Segundo à tradição cristã o autor do
Apocalipse foi o apóstolo João. Mas, existe outro ponto de vista de que foi
outra pessoa (que também era conhecido como João, mas não era um dos apóstolos
de Cristo) que escreveu as revelações do Apocalipse. O maior argumento para
isso é que se compararmos o estilo literário do Apocalipse com o estilo
literário do evangelho de João, se constatará uma grande diferença entre ambos. O
Apocalipse é essencialmente simbólico, e o evangelho é narrativo. Com isso
levanta-se a hipótese de que não foi o mesmo autor que escreveu as duas
literaturas, mas pessoas diferentes. No entanto, não vamos perder tempo com
esse detalhe. O foco principal é tentar compreender o texto apocalíptico.
Cronologicamente (mas sem muita comprovação) o apocalipse foi escrito entre os anos 80 e 90 d.C., ou seja, quase no final do primeiro século da era cristã. Se realmente foi o apóstolo João quem escreveu essa literatura, então ele foi o último dos apóstolos que ainda nesta época estava vivo. Ele se encontrava exilado em uma ilha chamada Patmos. A causa deste exílio foi à perseguição feita pelo imperador Domiciano. Os cristãos não veneravam as divindades pagãs dos romanos e nem reverenciavam o imperador com deus. Esta atitude dos antigos cristãos gerou antipatia e a hostilidade do governo contra eles. Assim, muitos foram presos, mortos ou exilados, como foi a caso de João.

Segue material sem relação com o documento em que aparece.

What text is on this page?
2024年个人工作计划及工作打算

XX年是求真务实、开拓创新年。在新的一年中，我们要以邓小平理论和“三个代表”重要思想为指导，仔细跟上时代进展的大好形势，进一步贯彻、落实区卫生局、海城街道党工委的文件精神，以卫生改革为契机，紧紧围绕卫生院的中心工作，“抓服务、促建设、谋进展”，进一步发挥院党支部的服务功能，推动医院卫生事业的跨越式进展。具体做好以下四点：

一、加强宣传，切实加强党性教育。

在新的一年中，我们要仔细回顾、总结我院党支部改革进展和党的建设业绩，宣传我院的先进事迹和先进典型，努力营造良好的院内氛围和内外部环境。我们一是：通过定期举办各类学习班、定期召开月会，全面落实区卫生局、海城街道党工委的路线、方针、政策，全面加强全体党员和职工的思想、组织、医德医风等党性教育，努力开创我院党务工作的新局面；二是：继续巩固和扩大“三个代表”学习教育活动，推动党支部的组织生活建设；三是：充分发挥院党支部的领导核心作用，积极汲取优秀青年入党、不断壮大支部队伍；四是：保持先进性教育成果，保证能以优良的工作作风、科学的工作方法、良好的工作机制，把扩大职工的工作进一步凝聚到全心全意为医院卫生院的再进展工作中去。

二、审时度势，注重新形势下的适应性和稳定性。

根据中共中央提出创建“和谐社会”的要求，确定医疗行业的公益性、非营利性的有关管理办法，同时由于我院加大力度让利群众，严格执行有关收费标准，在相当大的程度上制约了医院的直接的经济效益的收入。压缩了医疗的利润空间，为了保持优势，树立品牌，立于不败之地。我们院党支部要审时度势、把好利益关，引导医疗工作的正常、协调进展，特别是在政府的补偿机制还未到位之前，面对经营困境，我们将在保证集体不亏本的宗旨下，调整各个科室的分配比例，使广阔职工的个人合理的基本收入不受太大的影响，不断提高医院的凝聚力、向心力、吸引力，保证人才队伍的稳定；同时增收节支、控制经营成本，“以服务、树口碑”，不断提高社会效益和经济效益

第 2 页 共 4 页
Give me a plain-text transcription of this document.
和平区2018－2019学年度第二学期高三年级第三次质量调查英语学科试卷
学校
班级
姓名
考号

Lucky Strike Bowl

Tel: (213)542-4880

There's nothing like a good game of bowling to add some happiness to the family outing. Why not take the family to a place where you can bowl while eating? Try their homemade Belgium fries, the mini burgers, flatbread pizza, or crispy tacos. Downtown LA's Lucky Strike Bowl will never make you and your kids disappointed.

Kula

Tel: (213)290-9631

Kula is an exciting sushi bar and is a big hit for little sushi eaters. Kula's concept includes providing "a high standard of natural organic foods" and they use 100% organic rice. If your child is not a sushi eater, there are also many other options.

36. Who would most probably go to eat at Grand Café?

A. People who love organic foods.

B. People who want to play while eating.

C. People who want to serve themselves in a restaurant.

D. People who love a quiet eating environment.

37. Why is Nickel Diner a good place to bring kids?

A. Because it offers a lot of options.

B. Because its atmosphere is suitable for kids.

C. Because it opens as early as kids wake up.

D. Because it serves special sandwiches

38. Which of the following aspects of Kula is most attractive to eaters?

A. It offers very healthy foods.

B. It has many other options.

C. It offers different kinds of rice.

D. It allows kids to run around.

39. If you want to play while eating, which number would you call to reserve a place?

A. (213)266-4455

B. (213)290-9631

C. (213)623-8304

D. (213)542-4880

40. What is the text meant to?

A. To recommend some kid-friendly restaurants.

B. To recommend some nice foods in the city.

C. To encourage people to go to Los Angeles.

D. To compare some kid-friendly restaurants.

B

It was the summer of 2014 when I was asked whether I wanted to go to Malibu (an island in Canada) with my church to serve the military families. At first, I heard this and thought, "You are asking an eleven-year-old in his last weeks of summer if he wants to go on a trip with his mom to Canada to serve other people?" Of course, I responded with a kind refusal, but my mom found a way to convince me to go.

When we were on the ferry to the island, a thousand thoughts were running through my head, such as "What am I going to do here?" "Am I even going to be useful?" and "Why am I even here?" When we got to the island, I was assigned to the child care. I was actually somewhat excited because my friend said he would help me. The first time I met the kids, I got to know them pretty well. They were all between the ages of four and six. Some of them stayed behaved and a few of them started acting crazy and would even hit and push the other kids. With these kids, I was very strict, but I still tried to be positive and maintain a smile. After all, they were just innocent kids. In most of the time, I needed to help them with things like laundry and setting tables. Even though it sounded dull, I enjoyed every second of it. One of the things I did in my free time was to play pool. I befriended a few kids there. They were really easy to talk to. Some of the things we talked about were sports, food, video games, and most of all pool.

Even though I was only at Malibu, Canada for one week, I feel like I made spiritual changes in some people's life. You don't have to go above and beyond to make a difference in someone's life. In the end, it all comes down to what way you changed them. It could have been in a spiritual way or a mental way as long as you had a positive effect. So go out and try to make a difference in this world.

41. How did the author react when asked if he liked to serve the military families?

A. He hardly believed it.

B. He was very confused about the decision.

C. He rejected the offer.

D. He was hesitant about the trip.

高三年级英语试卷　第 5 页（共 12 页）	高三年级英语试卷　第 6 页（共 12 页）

"O repúdio à autoridade mais
elevada no império era considerado traição punível por meio de execução ou
exílio. Para os cristãos, a mais elevada autoridade sobre a terra e no céu era
o Senhor Jesus Cristo. render homenagem ao imperador equivalia a abandonar o
Mestre que os redimiu. Para os romanos, o Cristianismo se tornara uma religião
exclusivista que não tolerava nenhuma compromisso, pois seus seguidores falavam
do reino de Deus, no qual Jesus governava como rei. Em virtude de sua adesão à
fé cristã, os cristãos como uma classe tinham que suportar perseguição nas mãos
do oficiais romanos que eram designados a reforçar a religião do estado em cada
cidade e vila. Esses oficiais tinham a autoridade de punir as pessoas que se
recusassem a honrar a César, executando-os ou os exilando-os" (KISTEMAKER,
2004, p. 57).
A forma mais coerente de se
entender o Apocalipse é justamente entendendo o contexto histórico, político e
social onde ele foi gerado. Quando isso é levado em consideração muitas
"crendices" e "superstições" são desfeitas. O Apocalipse de
João é endereçado a sete comunidades cristãs que estão passando por vários
problemas internos e externos. São elas: Éfeso, Esmirna, Pérgamo, Tiatira,
Sardes, Filadélfia e Laodiceia. Mas é necessário afirmar que as únicas coisas
que existem dessas comunidades hoje são somente as ruínas. Essas comunidades
deixaram de existir há muito tempo.
Boa parte do simbolismo do Apocalipse deve ser entendido como uma resposta de Deus à opressão política e religiosa que os cristãos estavam sofrendo por parte dos romanos. A mensagem apocalíptica não está falando, essencialmente, das coisas do futuro que ainda iriam acontecer. Mas sim, da realidade do mundo presente. Em suma, à mensagem apocalíptica é para a vida presente e não para um futuro distante.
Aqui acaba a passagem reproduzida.